Inside, plush leather seats provide true luxury-car comfort, you find yourself falling asleep fast if you’re a passenger. Thanks also to the impressive cabin NVH, you won’t hear the outside world, and the engine hums indistinctly in the background. There are six airbags to keep you safe, with ISOFIX child seat anchors and traction / stabilty controls together with ABS-EBD brakes. Features we all expect in a high-end vehicle, but quite surprising to find in what is for many, an upstart Chinese brand. There’s also Apple CarPlay and Bluetooth Telephony with the excellent multimedia system, plus a reverse camera with parking sensors making the large GM8 manageable even in my tight townhouse compound’s parking.
Truthfully, biases and stereotypes aside, the GM8 is a really good van. It has all the attributes of a proper luxury vehicle, is well-sorted, and offers great value for money. It’s also amazingly fuel efficient: my overall average is 10km/liter, consisting of around 70% highway driving and 30% city driving. On strictly highway driving, the best I’d get is 15km/liter, while going uphill to Tagaytay netted a more than impressive 7.8km/liter with lots of overtaking and hard acceleration. The Chinese are onto something with their latest powertrain technologies which allows a small displacement engine to outperform many engines with far larger displacements. Ingenuity is key if you want to stand at the top.

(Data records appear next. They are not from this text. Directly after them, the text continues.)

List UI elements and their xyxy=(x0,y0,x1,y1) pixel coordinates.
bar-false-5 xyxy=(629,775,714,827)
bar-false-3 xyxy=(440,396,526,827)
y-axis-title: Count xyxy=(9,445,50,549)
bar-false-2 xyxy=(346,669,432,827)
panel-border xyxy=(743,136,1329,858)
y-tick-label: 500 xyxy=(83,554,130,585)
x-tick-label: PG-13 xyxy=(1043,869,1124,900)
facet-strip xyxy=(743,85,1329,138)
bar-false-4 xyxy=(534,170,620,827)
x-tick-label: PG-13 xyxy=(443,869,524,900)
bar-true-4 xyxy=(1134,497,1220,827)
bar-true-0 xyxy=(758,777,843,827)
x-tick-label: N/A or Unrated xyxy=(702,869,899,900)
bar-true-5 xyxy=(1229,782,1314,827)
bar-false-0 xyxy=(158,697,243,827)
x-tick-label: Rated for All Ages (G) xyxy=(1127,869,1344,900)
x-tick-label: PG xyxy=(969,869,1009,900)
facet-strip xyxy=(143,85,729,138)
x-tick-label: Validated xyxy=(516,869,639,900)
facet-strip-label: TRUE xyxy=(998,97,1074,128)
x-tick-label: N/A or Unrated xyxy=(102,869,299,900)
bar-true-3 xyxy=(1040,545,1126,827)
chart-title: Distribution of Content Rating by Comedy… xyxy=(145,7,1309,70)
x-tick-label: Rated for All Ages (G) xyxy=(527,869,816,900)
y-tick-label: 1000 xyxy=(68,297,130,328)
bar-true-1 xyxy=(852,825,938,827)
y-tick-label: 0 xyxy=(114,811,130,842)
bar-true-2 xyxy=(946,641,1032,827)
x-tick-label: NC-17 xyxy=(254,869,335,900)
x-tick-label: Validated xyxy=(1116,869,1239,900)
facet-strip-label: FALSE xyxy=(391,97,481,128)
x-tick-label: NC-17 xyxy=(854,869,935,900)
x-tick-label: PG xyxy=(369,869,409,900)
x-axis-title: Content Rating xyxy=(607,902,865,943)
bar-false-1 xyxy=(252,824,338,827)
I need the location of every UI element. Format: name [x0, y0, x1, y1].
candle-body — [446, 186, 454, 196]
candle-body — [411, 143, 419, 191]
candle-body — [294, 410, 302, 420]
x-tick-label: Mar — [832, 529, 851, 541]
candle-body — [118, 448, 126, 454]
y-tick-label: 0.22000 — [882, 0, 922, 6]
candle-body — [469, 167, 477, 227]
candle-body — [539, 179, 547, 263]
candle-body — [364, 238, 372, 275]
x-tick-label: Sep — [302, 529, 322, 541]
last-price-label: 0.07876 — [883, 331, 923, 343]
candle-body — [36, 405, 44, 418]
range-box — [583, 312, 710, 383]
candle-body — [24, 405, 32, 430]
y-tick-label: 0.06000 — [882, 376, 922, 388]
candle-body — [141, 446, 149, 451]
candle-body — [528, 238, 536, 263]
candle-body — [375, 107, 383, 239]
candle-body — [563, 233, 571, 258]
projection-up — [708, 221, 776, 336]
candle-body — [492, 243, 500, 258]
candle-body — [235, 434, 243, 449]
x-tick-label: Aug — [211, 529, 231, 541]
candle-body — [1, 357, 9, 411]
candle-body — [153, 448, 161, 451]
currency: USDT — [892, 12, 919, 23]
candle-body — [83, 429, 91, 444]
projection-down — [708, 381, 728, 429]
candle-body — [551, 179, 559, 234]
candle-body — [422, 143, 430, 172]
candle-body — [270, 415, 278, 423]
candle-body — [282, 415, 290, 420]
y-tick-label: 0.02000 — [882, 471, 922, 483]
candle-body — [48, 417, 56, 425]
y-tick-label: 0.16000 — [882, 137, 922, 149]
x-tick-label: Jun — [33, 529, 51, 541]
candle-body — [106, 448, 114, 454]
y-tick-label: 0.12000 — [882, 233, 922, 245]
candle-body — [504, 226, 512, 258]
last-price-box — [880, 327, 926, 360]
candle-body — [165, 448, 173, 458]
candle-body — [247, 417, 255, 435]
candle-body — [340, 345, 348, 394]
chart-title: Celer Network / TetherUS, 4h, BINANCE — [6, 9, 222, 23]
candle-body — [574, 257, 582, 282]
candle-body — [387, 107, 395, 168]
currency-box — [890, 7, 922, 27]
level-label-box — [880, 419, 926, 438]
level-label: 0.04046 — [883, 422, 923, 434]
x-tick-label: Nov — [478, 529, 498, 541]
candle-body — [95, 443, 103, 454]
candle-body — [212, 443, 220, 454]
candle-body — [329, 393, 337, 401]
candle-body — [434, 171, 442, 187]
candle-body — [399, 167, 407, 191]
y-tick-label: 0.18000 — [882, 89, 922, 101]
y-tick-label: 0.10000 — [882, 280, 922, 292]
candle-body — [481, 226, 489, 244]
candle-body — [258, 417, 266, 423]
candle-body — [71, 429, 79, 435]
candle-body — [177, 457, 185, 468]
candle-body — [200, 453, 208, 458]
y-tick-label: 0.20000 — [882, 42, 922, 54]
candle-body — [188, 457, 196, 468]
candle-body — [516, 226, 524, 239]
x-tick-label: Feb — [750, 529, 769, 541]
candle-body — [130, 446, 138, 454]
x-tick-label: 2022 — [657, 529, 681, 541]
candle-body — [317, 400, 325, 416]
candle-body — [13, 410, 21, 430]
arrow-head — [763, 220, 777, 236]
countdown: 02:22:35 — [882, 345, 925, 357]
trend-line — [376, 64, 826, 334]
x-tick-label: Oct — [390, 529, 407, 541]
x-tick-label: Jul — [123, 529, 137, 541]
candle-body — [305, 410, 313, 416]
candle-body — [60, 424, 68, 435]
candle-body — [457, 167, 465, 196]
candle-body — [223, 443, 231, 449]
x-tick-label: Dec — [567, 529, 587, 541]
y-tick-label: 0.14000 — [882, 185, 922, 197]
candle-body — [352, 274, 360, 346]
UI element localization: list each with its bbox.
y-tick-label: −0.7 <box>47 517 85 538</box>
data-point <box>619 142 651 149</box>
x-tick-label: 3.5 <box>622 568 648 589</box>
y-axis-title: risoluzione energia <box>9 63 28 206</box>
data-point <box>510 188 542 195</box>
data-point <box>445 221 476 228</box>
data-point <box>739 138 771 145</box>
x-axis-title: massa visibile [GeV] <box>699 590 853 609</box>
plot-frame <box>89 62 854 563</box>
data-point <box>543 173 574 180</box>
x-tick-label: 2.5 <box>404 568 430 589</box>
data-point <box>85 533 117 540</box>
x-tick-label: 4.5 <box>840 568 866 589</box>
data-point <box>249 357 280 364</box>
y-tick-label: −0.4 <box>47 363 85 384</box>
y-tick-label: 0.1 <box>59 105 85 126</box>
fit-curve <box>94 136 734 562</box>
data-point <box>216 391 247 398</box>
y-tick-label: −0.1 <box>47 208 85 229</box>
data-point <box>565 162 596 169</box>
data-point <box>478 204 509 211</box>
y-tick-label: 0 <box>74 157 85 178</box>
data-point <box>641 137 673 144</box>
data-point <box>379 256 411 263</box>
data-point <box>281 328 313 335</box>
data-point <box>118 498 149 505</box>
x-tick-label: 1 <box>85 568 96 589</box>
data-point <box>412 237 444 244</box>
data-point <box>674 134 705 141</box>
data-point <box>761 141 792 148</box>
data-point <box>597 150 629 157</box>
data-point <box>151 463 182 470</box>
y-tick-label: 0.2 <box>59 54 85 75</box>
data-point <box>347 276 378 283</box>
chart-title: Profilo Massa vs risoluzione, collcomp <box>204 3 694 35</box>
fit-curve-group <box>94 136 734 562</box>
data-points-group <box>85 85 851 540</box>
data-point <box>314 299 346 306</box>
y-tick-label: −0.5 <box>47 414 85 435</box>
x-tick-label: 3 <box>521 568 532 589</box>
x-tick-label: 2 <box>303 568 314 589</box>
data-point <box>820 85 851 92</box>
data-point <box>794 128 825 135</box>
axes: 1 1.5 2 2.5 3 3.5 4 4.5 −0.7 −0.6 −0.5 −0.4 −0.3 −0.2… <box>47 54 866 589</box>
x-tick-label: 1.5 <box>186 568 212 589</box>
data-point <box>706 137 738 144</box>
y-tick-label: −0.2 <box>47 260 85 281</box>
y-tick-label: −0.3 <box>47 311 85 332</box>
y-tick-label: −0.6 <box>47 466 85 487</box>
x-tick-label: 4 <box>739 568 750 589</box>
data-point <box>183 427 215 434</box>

Truthfully also, is that it will be difficult to overcome our biases and stereotypes. Which is where GAC needs to prove itself. The pudding will only reveal the truth after another five to seven years of the brand’s existence in our local shores. How will their cars hold up over time? Will aftersales be excellent? Will parts supply be readily available?
Only time will tell. But I’m confident of GAC’s products like the GM8, and the brand’s potential as they offer innovative products with excellent value for money. Rome wasn’t built in a day, after all.
A car enthusiast through and through, Botchi Santos believes that different people have different needs. He tries to find the best car for a specific audience, and spruces things up by delving into car culture, helping make the local car community vibrant and enjoyable for all. His passion for motoring is built around a belief that cars are among the top three life purchases.